My children’s lives are the epitome of what I consider paradise. They want for nothing. Both of them have enough toys to enjoy, but not enough to miss out on the blessings of boredom or need to develop their imagination. They eat their favourite meals and grow with the loving guidance of not one, but both parents.
Yet, if you were to talk with my youngest today, you would be convinced that his world was in a downward spiral of karmic condemnation. New Super Mario Bros World 8 was impossible. He was called to do his homework when Bowser was about to bow down and concede defeat. Super Mario would have won the prize that he had worked for weeks to achieve – a kiss from Princess Peach.
What kind of parent was I to have interrupted the greatest priority the world has known -- At least, World 8 has known?!
Homework was completed using angry-looking letters; cartoon smoke rose from his ears. His picture was coloured-in like he held the pencils by his toes.
The whole morning played out in this fashion. By the time he left for school, the normal pain in my heart born of missing him was replaced by relief, that he could get past his own self-created drama and enjoy his day at school.
Children can be forgiven for making a tranquil moment feel as if the fate of the world depended on it. But when adults share the same attitude, we enter road rage and waiter-abuse territory.
Anyone can turn an otherwise perfect day into a tense, incongruous series of activities performed against a clock that ticks too fast.
Somebody who doesn’t deliberately throw his spanner into the workings of the great machine, however, is His Holiness the Dalai Lama. Imagine him grumbling to his minders that his orange robe is not orange enough, or his toothpaste tube is empty when it should be holy full.
He once observed that 95% of our problems are created by us. The other 5% are real problems. Considering that this man comes from a country that no longer exists, lives in exile, hears about the suffering of his people daily, and is still happy – I lean towards believing him.
Do I hear a collective sigh of agreement?
Yes. My day might have been better if I didn’t shout at the guy with a disabled sticker on his car, who took the best parking spot. Or at the little old lady who walked slowly across the street. Maybe I didn’t have to yell at the sad, three-legged dog who pee’d on my flower plant. *
What if I decided that everyone was just doing their best that day; the old lady really couldn’t run fast like I had demanded, and the dog may have simply wanted to celebrate over the only beauty that he saw on his sad day.

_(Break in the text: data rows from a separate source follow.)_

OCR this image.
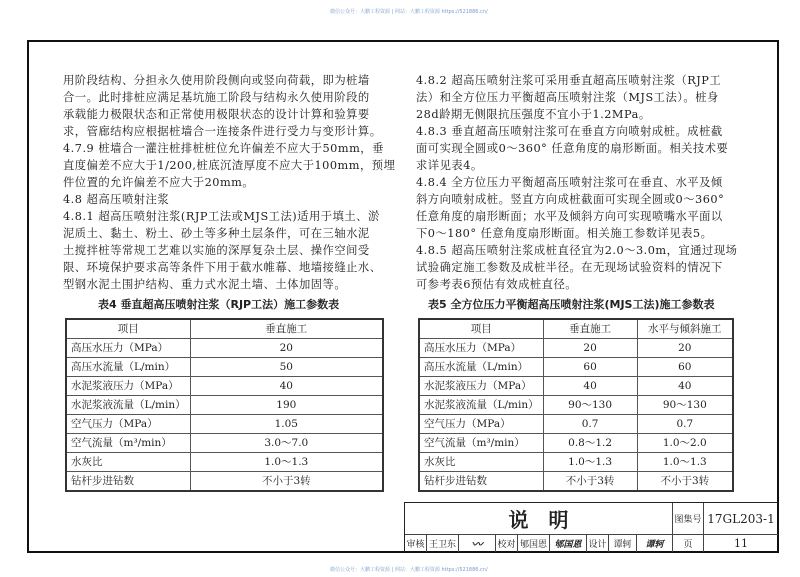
微信公众号：大鹏工程资源 | 网站：大鹏工程资源 https://521886.cn/

用阶段结构、分担永久使用阶段侧向或竖向荷载，即为桩墙

合一。此时排桩应满足基坑施工阶段与结构永久使用阶段的

承载能力极限状态和正常使用极限状态的设计计算和验算要

求，管廊结构应根据桩墙合一连接条件进行受力与变形计算。

4.7.9 桩墙合一灌注桩排桩桩位允许偏差不应大于50mm，垂

直度偏差不应大于1/200,桩底沉渣厚度不应大于100mm，预埋

件位置的允许偏差不应大于20mm。

4.8 超高压喷射注浆

4.8.1 超高压喷射注浆(RJP工法或MJS工法)适用于填土、淤

泥质土、黏土、粉土、砂土等多种土层条件，可在三轴水泥

土搅拌桩等常规工艺难以实施的深厚复杂土层、操作空间受

限、环境保护要求高等条件下用于截水帷幕、地墙接缝止水、

型钢水泥土围护结构、重力式水泥土墙、土体加固等。

4.8.2 超高压喷射注浆可采用垂直超高压喷射注浆（RJP工

法）和全方位压力平衡超高压喷射注浆（MJS工法）。桩身

28d龄期无侧限抗压强度不宜小于1.2MPa。

4.8.3 垂直超高压喷射注浆可在垂直方向喷射成桩。成桩截

面可实现全圆或0～360° 任意角度的扇形断面。相关技术要

求详见表4。

4.8.4 全方位压力平衡超高压喷射注浆可在垂直、水平及倾

斜方向喷射成桩。竖直方向成桩截面可实现全圆或0～360°

任意角度的扇形断面；水平及倾斜方向可实现喷嘴水平面以

下0～180° 任意角度扇形断面。相关施工参数详见表5。

4.8.5 超高压喷射注浆成桩直径宜为2.0～3.0m，宜通过现场

试验确定施工参数及成桩半径。在无现场试验资料的情况下

可参考表6预估有效成桩直径。

表4 垂直超高压喷射注浆（RJP工法）施工参数表
项目	垂直施工
高压水压力（MPa）	20
高压水流量（L/min）	50
水泥浆液压力（MPa）	40
水泥浆液流量（L/min）	190
空气压力（MPa）	1.05
空气流量（m³/min）	3.0～7.0
水灰比	1.0～1.3
钻杆步进钻数	不小于3转
表5 全方位压力平衡超高压喷射注浆(MJS工法)施工参数表
项目	垂直施工	水平与倾斜施工
高压水压力（MPa）	20	20
高压水流量（L/min）	60	60
水泥浆液压力（MPa）	40	40
水泥浆液流量（L/min）	90～130	90～130
空气压力（MPa）	0.7	0.7
空气流量（m³/min）	0.8～1.2	1.0～2.0
水灰比	1.0～1.3	1.0～1.3
钻杆步进钻数	不小于3转	不小于3转
说　明	图集号 17GL203-1
审核 王卫东 〰 校对 郇国恩 郇国恩 设计 谭轲 谭轲 页	11
微信公众号：大鹏工程资源 | 网站：大鹏工程资源 https://521886.cn/
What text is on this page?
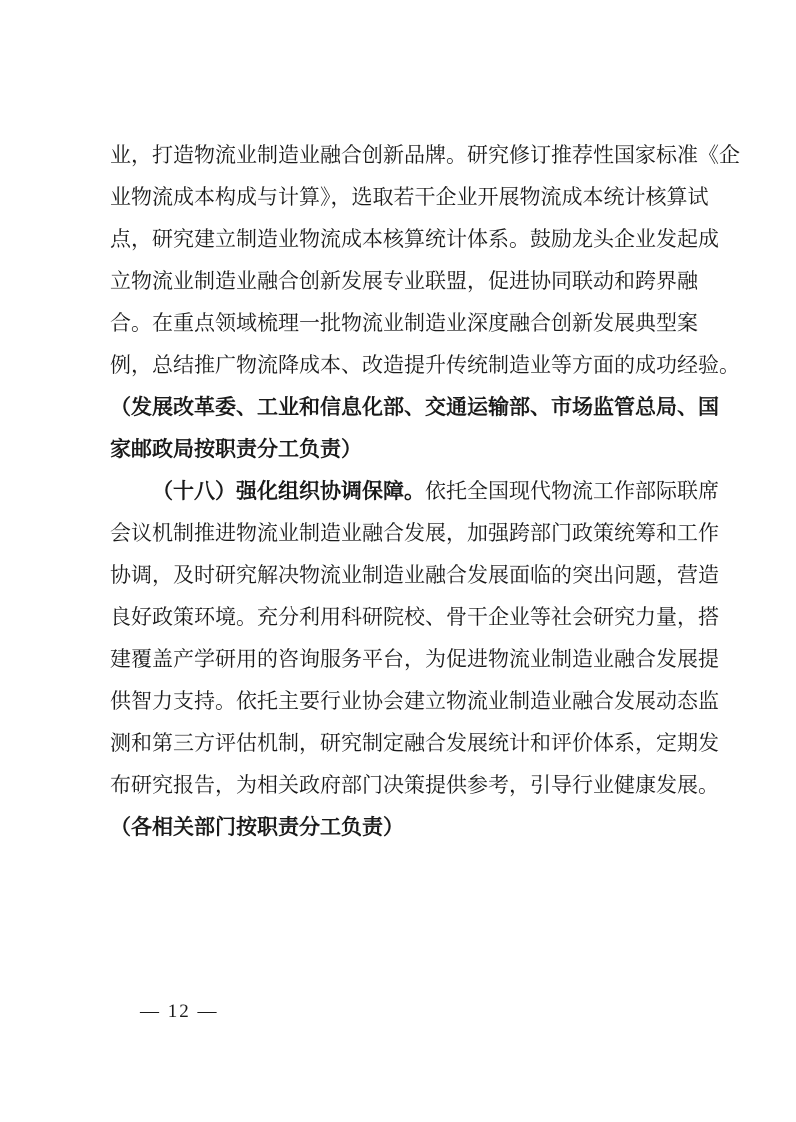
业，打造物流业制造业融合创新品牌。研究修订推荐性国家标准《企
业物流成本构成与计算》，选取若干企业开展物流成本统计核算试
点，研究建立制造业物流成本核算统计体系。鼓励龙头企业发起成
立物流业制造业融合创新发展专业联盟，促进协同联动和跨界融
合。在重点领域梳理一批物流业制造业深度融合创新发展典型案
例，总结推广物流降成本、改造提升传统制造业等方面的成功经验。
（发展改革委、工业和信息化部、交通运输部、市场监管总局、国
家邮政局按职责分工负责）
（十八）强化组织协调保障。依托全国现代物流工作部际联席
会议机制推进物流业制造业融合发展，加强跨部门政策统筹和工作
协调，及时研究解决物流业制造业融合发展面临的突出问题，营造
良好政策环境。充分利用科研院校、骨干企业等社会研究力量，搭
建覆盖产学研用的咨询服务平台，为促进物流业制造业融合发展提
供智力支持。依托主要行业协会建立物流业制造业融合发展动态监
测和第三方评估机制，研究制定融合发展统计和评价体系，定期发
布研究报告，为相关政府部门决策提供参考，引导行业健康发展。
（各相关部门按职责分工负责）
— 12 —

No, we don’t all behave all of the time. We sometimes feel entitled, which is a place absent of gratitude.
But I definitely could choose to be a person who no longer bats for the unconscious, reactionary team of humanity. It doesn’t start out there. Humanity has always tried to change its ways by looking out there for a solution.
Maybe it begins with me.
* Of course, as a Presidentess I never really did those awful things to the handicapped driver, old lady and sad dog. I made those events up to illustrate my message.